This Week in Health Reform

Updated

News about the Affordable Care Act continues floods the headlines, as health care providers, insurers, and government officials attempt to get things in place for the laws major provisions going into effect in 2014. The top stories don't always directly involve public companies, but they're usually sneaking around somewhere in the background.

Here are a few of this week's top health care reform stories.

Florida hits Medicaid expansion snag
Gov. Rick Scott's surprising turn toward Medicaid expansion ran into opposition this week. The state's legislature voted against expansion as defined by the ACA, but several politicians indicated a willingness to find a different way to cover the same low income individuals. It's still possible that the historically conservative state will opt-out of the expansion. But they might try to strike a deal similar to Arkansas, where the governor received federal approval to send beneficiaries to private insurance exchanges with Medicaid money.

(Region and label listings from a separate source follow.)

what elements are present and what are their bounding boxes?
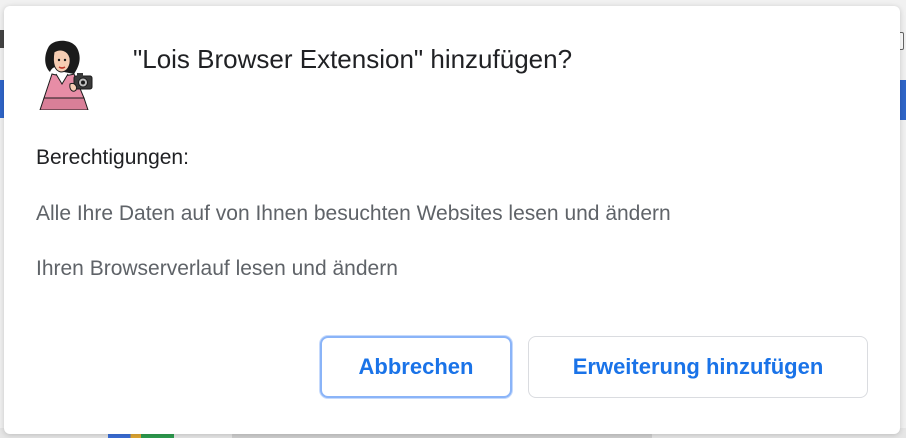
- cancel-button[interactable]: Abbrechen: [320, 336, 512, 398]
- permission-item: Alle Ihre Daten auf von Ihnen besuchten …: [36, 202, 671, 225]
- dialog-title: "Lois Browser Extension" hinzufügen?: [133, 44, 573, 74]
- permission-item: Ihren Browserverlauf lesen und ändern: [36, 257, 398, 280]
- add-extension-button[interactable]: Erweiterung hinzufügen: [528, 336, 868, 398]
- add-extension-dialog: "Lois Browser Extension" hinzufügen? Ber…: [4, 6, 900, 434]
- permissions-heading: Berechtigungen:: [36, 146, 189, 169]
- lois-extension-icon: [34, 38, 98, 111]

Feds seek power to overrule premium rate hikes
Congressional Democrats reintroduced a bill Wednesday that would grant the Department of Health and Human Services permission to block premium rate hikes from insurers. Some states have the power to overturn rates, but the federal government doesn't.

The bill arrived as Californian politicians spoke out against forthcoming double-digit rate increases from Aetna and a WellPoint Blue Cross unit. State lawmakers currently lack the power to veto unfair increases, but the issue should be on the ballot next year. California will have a health insurance exchange, and participating insurers were supposed to submit their rates this month.

Both the legislature and the competitive exchange market may make it harder for the companies to make such rate raises in the future.

Cigna bows out of CT exchange
Speaking of state-run exchanges, Cigna announced that it won't participate in Connecticut's Access Health CT. The exchange may include 200,000 individuals looking for private insurance after the first of the year. Insurers who agree to join the state's exchange have to stay for two years, which Cigna may have wanted to avoid. Aetna and United Healthcare are among the insurers already signed up.

Health care spending slows
Secretary of the Department of Health and Human Services Kathleen Sebelius wrote Thursday that health care spending is on the decline. Sebelius cited a USA Today study that said last year's spending "rose at one of the lowest rates in a half-century". The cause? If you've read the rest of this article, you can probably guess. (Hint: It has an acronym of ACA). Sebelius also noted reports from her own office, which have shown slow paces for both Medicare and Medicaid spending per beneficiary.